Five students representing Auburn University’s Financial Management Association took second place internationally out of 77 teams and won $6,000 in scholarships Feb. 1 at the prestigious Duff & Phelps YOUniversity Deal Challenge in New York City.
“To pursue competitive careers out of school, students need to express a drive that extends beyond the classroom,” said Jimmy Brewster, a sophomore finance major in the Harbert College. “Auburn’s team viewed this challenge as an opportunity to do just that.”
Other team members included Jordan Carr, a senior majoring in mechanical engineering and minoring in finance, Bailey Sullivan, a senior majoring in industrial systems engineering and minoring in finance, Ben Yost, a senior majoring in finance and electrical engineering, and Ty Lamar, a junior majoring in finance.
“The students that were on the Duff and Phelps team are incredibly driven and hard working,” said FMA Harbert College finance instructor and FMA advisor Tracy Richard, pictured above with team members. “This competition was rigorous and required a deep understanding of all aspects of the valuation process, including distinct valuation approaches, and the ability to build and explain models within each. These students were required to use valuation models to value not only tangible assets, but intangible assets as well. They immersed themselves in investment banking and valuation self-study opportunities provided by the FMA and also relied on their internship experience within the investment banking industry.”
The Duff & Phelps case study put students into consulting roles and gave them a long list of objectives to meet in preparing a set of multi-million dollar recommendations to present before judges.

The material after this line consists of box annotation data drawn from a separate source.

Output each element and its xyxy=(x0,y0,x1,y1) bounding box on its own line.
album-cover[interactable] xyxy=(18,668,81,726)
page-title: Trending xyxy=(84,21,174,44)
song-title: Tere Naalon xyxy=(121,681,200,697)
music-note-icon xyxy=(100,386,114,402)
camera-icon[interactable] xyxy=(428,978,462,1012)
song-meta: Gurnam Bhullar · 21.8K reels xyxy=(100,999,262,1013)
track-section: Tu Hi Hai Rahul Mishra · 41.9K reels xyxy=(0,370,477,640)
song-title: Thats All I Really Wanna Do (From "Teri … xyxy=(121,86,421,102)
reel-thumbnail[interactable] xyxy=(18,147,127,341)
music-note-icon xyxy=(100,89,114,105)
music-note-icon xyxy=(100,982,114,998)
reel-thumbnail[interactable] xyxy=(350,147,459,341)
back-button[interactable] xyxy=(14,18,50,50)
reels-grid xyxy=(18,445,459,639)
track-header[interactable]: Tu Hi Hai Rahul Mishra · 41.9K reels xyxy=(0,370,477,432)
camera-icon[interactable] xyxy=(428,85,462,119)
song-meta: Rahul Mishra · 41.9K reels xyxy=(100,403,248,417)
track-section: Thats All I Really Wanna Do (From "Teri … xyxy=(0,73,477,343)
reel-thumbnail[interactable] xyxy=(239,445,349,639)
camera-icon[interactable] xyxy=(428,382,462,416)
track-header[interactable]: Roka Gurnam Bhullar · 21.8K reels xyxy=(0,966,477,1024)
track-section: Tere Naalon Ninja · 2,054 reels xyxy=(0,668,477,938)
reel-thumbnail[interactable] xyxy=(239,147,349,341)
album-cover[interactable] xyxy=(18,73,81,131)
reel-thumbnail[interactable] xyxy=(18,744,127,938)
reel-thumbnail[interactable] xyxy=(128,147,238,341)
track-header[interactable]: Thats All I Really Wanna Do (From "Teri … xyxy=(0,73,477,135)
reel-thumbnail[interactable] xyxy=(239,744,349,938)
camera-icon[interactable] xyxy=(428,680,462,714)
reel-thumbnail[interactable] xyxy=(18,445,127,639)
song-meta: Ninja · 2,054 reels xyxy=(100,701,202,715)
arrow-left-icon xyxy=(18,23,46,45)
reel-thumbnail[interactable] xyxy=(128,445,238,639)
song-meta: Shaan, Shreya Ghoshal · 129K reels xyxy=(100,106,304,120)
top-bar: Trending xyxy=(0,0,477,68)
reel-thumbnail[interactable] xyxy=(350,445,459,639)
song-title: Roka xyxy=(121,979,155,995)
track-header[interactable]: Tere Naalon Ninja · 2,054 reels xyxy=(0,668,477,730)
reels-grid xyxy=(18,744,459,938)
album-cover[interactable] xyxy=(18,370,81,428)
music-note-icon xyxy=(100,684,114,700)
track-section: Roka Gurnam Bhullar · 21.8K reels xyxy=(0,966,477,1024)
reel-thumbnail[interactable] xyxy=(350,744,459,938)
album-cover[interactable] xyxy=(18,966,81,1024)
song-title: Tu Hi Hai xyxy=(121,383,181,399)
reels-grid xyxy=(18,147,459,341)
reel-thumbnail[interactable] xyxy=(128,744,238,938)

This year, teams played the role of investment banking consultants and were tasked with valuating a newspaper publishing company (the team recommended the company value between $350 and $385 million), determining what type of buyer it should be sold to, and then recommending the precise purchaser.
“There are several different types of buyers that you might see,” Carr said. “You might get a strategic buyer, which is another big company with a similar operation. That would be like an Exxon purchasing a smaller oil company. Then you have financial buyers, which are like private equity firms looking to invest.”
The team recommended selling to a strategic buyer.
“What we tried to focus on was how the entire presentation flowed together,” Carr said. “It’s real important to have a common theme that backs up the whole presentation and ties it together. When you’re pitching to a board of a company, you want the theme to run through everything and creates a story that backs up what your final recommendation is.”
Brewster noted that meeting a demanding deadline with a laundry list of recommendations was just nature of the business.
“Duff & Phelps looked to incorporate this theme in their challenge because of the nature of the investment banking industry,” he said. “Investment banking is a very client-facing business, and therefore the client can be extremely demanding and ask as many deliverables as they choose.
“The experience we had in this challenge helped us prepare for careers in investment banking because we improved our multi-tasking, teamwork, and time-management skills.”
Richard likened case competitions to ‘real-life experiences that challenge students to go beyond the textbook.’
“Seldom will they encounter a competition of this rigor where they don’t have to build on their existing skills. The skills required for analysis and presentation are relevant and applicable to what they will see in the market.”